Final Thoughts: When to Use AI Streaming

Use Streaming When:

You’re building an AI chatbot or assistant that needs real-time responses.
AI-generated content is long, and users benefit from seeing partial results.
You want a faster, more engaging user experience.

Avoid Streaming When:

You need the full response to process it before showing anything (e.g., data analysis, summarization).
The AI response is short and doesn’t impact user experience.
Your application doesn’t support handling streams properly.

Summary: Steps to Add AI Streaming in Next.js

Streaming AI responses allows data to be sent in smaller parts instead of waiting for the full response to be generated. This enhances real-time experiences like chatbots or AI assistants. However, it is a feature, not a requirement, and should be used when real-time feedback improves user experience.

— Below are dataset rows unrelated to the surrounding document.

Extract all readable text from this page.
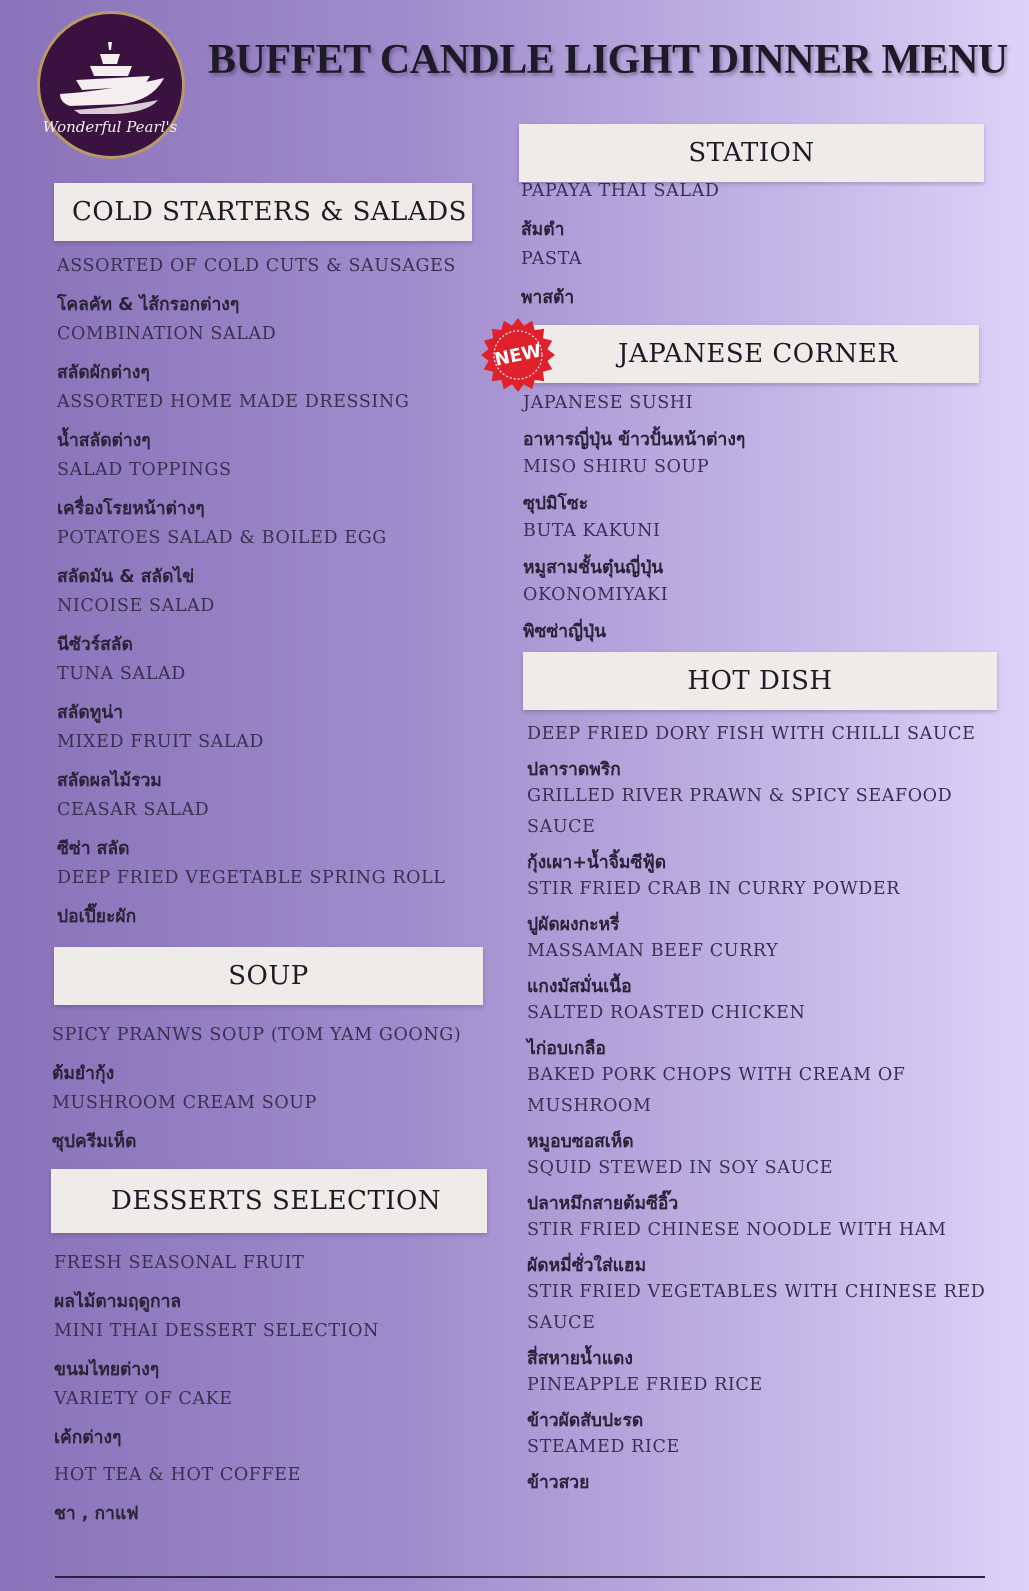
Wonderful Pearl's
BUFFET CANDLE LIGHT DINNER MENU
COLD STARTERS & SALADS
ASSORTED OF COLD CUTS & SAUSAGES
โคลคัท & ไส้กรอกต่างๆ
COMBINATION SALAD
สลัดผักต่างๆ
ASSORTED HOME MADE DRESSING
น้ำสลัดต่างๆ
SALAD TOPPINGS
เครื่องโรยหน้าต่างๆ
POTATOES SALAD & BOILED EGG
สลัดมัน & สลัดไข่
NICOISE SALAD
นีซัวร์สลัด
TUNA SALAD
สลัดทูน่า
MIXED FRUIT SALAD
สลัดผลไม้รวม
CEASAR SALAD
ซีซ่า สลัด
DEEP FRIED VEGETABLE SPRING ROLL
ปอเปี๊ยะผัก
SOUP
SPICY PRANWS SOUP (TOM YAM GOONG)
ต้มยำกุ้ง
MUSHROOM CREAM SOUP
ซุปครีมเห็ด
DESSERTS SELECTION
FRESH SEASONAL FRUIT
ผลไม้ตามฤดูกาล
MINI THAI DESSERT SELECTION
ขนมไทยต่างๆ
VARIETY OF CAKE
เค้กต่างๆ
HOT TEA & HOT COFFEE
ชา , กาแฟ
STATION
PAPAYA THAI SALAD
ส้มตำ
PASTA
พาสต้า
JAPANESE CORNER
NEW
JAPANESE SUSHI
อาหารญี่ปุ่น ข้าวปั้นหน้าต่างๆ
MISO SHIRU SOUP
ซุปมิโซะ
BUTA KAKUNI
หมูสามชั้นตุ๋นญี่ปุ่น
OKONOMIYAKI
พิซซ่าญี่ปุ่น
HOT DISH
DEEP FRIED DORY FISH WITH CHILLI SAUCE
ปลาราดพริก
GRILLED RIVER PRAWN & SPICY SEAFOOD
SAUCE
กุ้งเผา+น้ำจิ้มซีฟู้ด
STIR FRIED CRAB IN CURRY POWDER
ปูผัดผงกะหรี่
MASSAMAN BEEF CURRY
แกงมัสมั่นเนื้อ
SALTED ROASTED CHICKEN
ไก่อบเกลือ
BAKED PORK CHOPS WITH CREAM OF
MUSHROOM
หมูอบซอสเห็ด
SQUID STEWED IN SOY SAUCE
ปลาหมึกสายต้มซีอิ๊ว
STIR FRIED CHINESE NOODLE WITH HAM
ผัดหมี่ซั่วใส่แฮม
STIR FRIED VEGETABLES WITH CHINESE RED
SAUCE
สี่สหายน้ำแดง
PINEAPPLE FRIED RICE
ข้าวผัดสับปะรด
STEAMED RICE
ข้าวสวย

Here’s how to implement streaming in Next.js:

Enable streaming in OpenAI’s API call by setting stream: true. This allows the AI to generate responses token-by-token.
Create a stream to send responses in real-time, using a ReadableStream.
Convert text into a stream-friendly format with TextEncoder().
Extract text from each AI-generated chunk as it arrives.
Send each chunk immediately to ensure real-time updates on the frontend.
Close the stream when complete to signal that the response has finished.

By integrating streaming into your Next.js application, you can significantly enhance user experience where it matters most. Whether you’re building an AI assistant or just exploring AI capabilities, understanding when and how to use streaming gives you the flexibility to create more dynamic applications.